The last such campaign used Batman and his Batmobile to tout OnStar. Meanwhile, Young says, OnStar is continuing its own five-year-long radio campaign, via OnStar's AOR of eight years, Campbell-Ewald, Michigan. "Real Calls" touts OnStar's function as a safety and accident feature, automatically responding when a car has an accident, or allowing first responders access to a car or a channel into the vehicle to speak with disabled passengers.

"The OnStar subscriber is treated as very special, whether it's Tiger Woods, or a regular person," says Young. As a GM corporate campaign, "it is a great opportunity for GM to take ownership."

He adds that OnStar right now is standard on all Buicks, Cadillacs, Hummers, Saturns, most Chevys, Pontiacs GMCs and Saabs, and that 60% of GM vehicle buyers continue with OnStar after the first free year.

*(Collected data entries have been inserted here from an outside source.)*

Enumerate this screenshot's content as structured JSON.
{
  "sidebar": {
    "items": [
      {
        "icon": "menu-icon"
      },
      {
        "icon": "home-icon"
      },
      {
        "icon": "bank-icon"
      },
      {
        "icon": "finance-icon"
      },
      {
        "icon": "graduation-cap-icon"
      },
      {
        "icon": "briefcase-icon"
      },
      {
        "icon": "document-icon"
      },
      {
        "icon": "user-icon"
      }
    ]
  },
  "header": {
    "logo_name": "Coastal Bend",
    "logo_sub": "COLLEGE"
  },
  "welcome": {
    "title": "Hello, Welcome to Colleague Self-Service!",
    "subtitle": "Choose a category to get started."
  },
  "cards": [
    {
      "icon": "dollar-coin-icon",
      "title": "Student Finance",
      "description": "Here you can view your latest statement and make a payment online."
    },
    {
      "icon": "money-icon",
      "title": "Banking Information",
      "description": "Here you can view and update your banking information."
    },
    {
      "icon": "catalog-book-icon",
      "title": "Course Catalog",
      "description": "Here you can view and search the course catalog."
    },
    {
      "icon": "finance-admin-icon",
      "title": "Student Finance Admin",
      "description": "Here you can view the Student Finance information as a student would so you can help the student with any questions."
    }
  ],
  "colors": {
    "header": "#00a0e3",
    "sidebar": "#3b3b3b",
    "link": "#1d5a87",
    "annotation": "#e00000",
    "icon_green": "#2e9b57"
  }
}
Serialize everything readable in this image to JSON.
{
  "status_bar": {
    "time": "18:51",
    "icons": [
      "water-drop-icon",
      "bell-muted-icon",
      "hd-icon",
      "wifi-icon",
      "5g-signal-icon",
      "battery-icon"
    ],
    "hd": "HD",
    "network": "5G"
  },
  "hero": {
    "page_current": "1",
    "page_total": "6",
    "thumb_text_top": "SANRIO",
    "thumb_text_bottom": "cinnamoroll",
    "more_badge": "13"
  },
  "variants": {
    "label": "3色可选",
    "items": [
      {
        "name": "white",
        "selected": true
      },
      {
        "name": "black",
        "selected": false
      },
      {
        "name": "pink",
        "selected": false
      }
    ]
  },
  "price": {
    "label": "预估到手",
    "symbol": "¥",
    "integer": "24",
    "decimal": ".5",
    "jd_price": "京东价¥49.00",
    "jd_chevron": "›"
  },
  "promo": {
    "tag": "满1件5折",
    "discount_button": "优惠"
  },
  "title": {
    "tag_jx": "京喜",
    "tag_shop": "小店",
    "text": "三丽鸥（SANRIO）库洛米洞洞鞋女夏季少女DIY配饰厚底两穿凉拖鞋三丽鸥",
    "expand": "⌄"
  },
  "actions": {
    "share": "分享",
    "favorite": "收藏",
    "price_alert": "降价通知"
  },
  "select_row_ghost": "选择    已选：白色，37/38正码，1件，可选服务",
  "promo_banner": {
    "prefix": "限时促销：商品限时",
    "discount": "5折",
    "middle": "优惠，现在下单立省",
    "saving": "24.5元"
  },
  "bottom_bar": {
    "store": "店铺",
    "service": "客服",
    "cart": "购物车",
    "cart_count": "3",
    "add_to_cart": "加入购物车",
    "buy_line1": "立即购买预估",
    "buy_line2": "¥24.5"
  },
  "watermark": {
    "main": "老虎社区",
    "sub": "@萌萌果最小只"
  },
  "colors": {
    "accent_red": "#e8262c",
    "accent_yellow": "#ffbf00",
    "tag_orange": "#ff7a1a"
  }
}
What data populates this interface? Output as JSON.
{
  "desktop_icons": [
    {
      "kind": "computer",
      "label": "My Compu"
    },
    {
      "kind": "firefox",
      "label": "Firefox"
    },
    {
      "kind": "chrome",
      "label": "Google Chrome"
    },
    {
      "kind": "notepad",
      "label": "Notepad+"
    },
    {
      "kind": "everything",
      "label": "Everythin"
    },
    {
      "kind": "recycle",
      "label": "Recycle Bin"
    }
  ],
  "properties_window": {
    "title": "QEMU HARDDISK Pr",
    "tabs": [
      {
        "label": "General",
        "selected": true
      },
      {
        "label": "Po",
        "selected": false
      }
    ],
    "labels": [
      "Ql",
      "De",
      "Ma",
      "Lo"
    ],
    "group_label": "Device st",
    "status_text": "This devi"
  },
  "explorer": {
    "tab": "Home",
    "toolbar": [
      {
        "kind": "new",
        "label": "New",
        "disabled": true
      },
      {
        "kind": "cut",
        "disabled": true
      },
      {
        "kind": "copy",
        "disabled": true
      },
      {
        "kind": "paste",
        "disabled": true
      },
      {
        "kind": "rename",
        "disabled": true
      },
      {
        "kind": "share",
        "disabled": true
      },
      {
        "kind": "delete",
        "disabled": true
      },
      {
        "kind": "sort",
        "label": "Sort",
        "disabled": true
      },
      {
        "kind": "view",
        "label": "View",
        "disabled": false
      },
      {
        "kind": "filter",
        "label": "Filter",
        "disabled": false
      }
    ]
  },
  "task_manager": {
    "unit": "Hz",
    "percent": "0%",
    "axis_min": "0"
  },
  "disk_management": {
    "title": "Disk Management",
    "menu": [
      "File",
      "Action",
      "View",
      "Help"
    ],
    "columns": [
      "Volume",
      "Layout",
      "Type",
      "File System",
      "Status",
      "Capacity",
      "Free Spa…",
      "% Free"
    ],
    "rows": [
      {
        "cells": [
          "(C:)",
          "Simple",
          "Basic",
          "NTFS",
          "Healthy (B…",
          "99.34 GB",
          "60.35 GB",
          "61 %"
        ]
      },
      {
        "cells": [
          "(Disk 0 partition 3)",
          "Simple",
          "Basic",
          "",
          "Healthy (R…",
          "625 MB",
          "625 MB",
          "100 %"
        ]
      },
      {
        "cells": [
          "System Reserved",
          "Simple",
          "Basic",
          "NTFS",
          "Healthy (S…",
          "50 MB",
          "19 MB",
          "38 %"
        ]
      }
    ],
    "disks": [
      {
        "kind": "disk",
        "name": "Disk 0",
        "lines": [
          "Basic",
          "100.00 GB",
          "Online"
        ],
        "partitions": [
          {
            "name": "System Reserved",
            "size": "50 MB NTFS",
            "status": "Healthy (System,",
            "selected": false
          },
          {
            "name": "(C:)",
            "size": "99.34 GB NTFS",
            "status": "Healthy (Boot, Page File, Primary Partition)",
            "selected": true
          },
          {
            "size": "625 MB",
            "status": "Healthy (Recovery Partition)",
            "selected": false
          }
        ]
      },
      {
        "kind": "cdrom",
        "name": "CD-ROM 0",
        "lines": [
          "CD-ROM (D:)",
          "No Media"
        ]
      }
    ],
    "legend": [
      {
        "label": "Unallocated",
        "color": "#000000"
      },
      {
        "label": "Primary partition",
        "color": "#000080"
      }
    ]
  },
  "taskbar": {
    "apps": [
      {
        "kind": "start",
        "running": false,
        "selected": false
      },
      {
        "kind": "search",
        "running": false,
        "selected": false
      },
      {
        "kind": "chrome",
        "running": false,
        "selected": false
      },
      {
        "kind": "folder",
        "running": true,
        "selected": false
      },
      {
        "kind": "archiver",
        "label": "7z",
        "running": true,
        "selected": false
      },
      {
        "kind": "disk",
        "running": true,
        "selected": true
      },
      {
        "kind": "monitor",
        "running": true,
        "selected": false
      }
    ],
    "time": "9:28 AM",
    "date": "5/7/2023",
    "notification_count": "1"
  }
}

Eric Hirshberg, chief creative officer at Deutsch, says the effort accomplishes two things. "One, not that many people know the breadth of what OnStar can do. They have done an amazing job of getting into people's heads what they have to do in terms safety. They have done a fabulous job of that. OnStar is like TiVo and iPod in that they are very hard to describe in terms of everything they do, but people who do have it can't live without it."

He says the campaign also adds a certain prestige to OnStar rep for safety and utility. "It's an image shift, that it's not just for 'responsible parents' but that it's also 'bragging rights' technology that's fun and cool and makes life better, and not only for people who have access to beck-and-call assistants, managers and valets. I think the fundamental concept is that OnStar offers that level of treatment for everyone."

GM says in April, OnStar subscribers made more than 15 million hands-free calls per month, 55,000 on-demand remote diagnostics were performed and over 2.5 million OnStar Vehicle Diagnostics e-mails.